Situation
Glenbrook assisted a State government looking to develop a more integrated, citizen centric payments strategy. There was enormous complexity across State agencies – diverse tender types and offerings existed simultaneously for both online and offline services as each agency made independent service and payment decisions. The goal of this project was to implement a pilot to demonstrate a centralized payment directory that would drive greater online payment adoption and improve citizen’s overall experience in making payments to the State.
Approach
Glenbrook conducted an operations assessment and worked closely with the various State agencies to identify the unique pain points their citizens encounter making payments to the State. The Glenbrook team followed a phased approach to evaluate current operations and vendor solutions in use by state agencies to receive payments for services such as licensing, registrations, tax filing, collections, fees, etc. In the initial phase, Glenbrook conducted stakeholder interviews, analyzed citizen survey results, and performed a detailed analysis on payment transaction activity across agencies and by vendor. The team then outlined preliminary short-term process improvements and long-term system architecture recommendations, validated recommendations, document technical solution requirements and conducted a gap analysis. Finally, based on areas of common need, as well as agency-specific opportunities, Glenbrook developed a long-term payment strategy for the state, as well as recommendations for the short-term pilot goal.
Impact
Glenbrook provided the client with a long term vision for their future payments strategy that outlined the long-term payment infrastructure required to become best-in-class sector leaders and the organizational changes to establish a payment program that could become a ‘center of excellence’ for payments.
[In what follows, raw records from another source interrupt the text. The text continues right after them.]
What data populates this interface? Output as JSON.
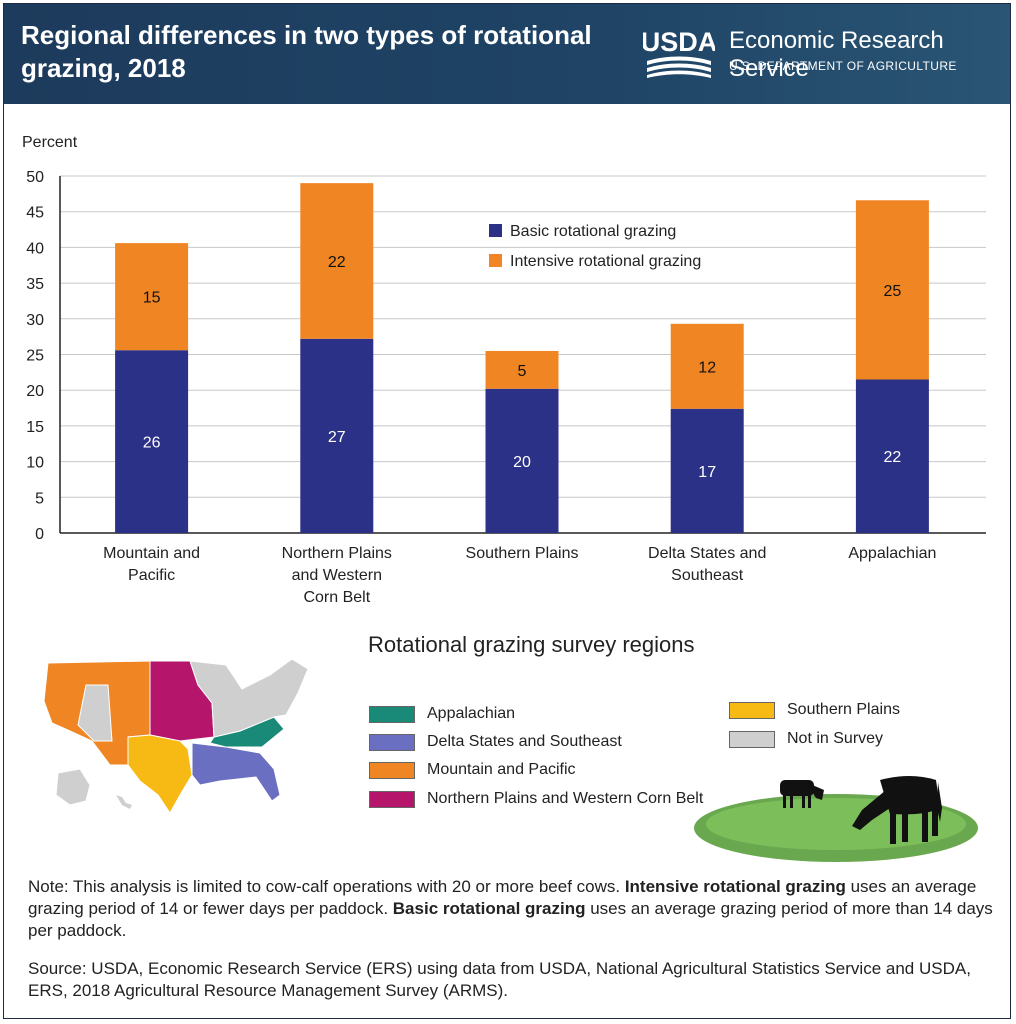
{
  "header": {
    "title": "Regional differences in two types of rotational grazing, 2018",
    "logo_text": "USDA",
    "agency": "Economic Research Service",
    "department": "U.S. DEPARTMENT OF AGRICULTURE"
  },
  "chart_data": {
    "type": "bar",
    "stacked": true,
    "ylabel": "Percent",
    "ylim": [
      0,
      50
    ],
    "yticks": [
      0,
      5,
      10,
      15,
      20,
      25,
      30,
      35,
      40,
      45,
      50
    ],
    "categories": [
      [
        "Mountain and",
        "Pacific"
      ],
      [
        "Northern Plains",
        "and Western",
        "Corn Belt"
      ],
      [
        "Southern Plains"
      ],
      [
        "Delta States and",
        "Southeast"
      ],
      [
        "Appalachian"
      ]
    ],
    "series": [
      {
        "name": "Basic rotational grazing",
        "color": "#2b3187",
        "values": [
          25.6,
          27.2,
          20.2,
          17.4,
          21.5
        ],
        "labels": [
          "26",
          "27",
          "20",
          "17",
          "22"
        ]
      },
      {
        "name": "Intensive rotational grazing",
        "color": "#f08523",
        "values": [
          15.0,
          21.8,
          5.3,
          11.9,
          25.1
        ],
        "labels": [
          "15",
          "22",
          "5",
          "12",
          "25"
        ]
      }
    ]
  },
  "map": {
    "title": "Rotational grazing survey regions",
    "legend": [
      {
        "label": "Appalachian",
        "color": "#1a8a78"
      },
      {
        "label": "Delta States and Southeast",
        "color": "#6a6fc1"
      },
      {
        "label": "Mountain and Pacific",
        "color": "#f08523"
      },
      {
        "label": "Northern Plains and Western Corn Belt",
        "color": "#b5156b"
      },
      {
        "label": "Southern Plains",
        "color": "#f7b914"
      },
      {
        "label": "Not in Survey",
        "color": "#cfcfcf"
      }
    ]
  },
  "note": {
    "p1": "Note: This analysis is limited to cow-calf operations with 20 or more beef cows. ",
    "b1": "Intensive rotational grazing",
    "p2": " uses an average grazing period of 14 or fewer days per paddock. ",
    "b2": "Basic rotational grazing",
    "p3": " uses an average grazing period of more than 14 days per paddock."
  },
  "source": "Source: USDA, Economic Research Service (ERS) using data from USDA, National Agricultural Statistics Service and USDA, ERS, 2018 Agricultural Resource Management Survey (ARMS)."
}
The team evaluated prospective vendors, developed a framework for business case analysis, made specific implementation recommendations to achieve short term benefits while pursuing a more flexible and customizable long term payment architecture. The team’s recommendations outlined an approach to electronify an additional 2-3M payment transactions from citizens ($300-400M in payments) while also providing greater tools and resources to further improve citizen engagement.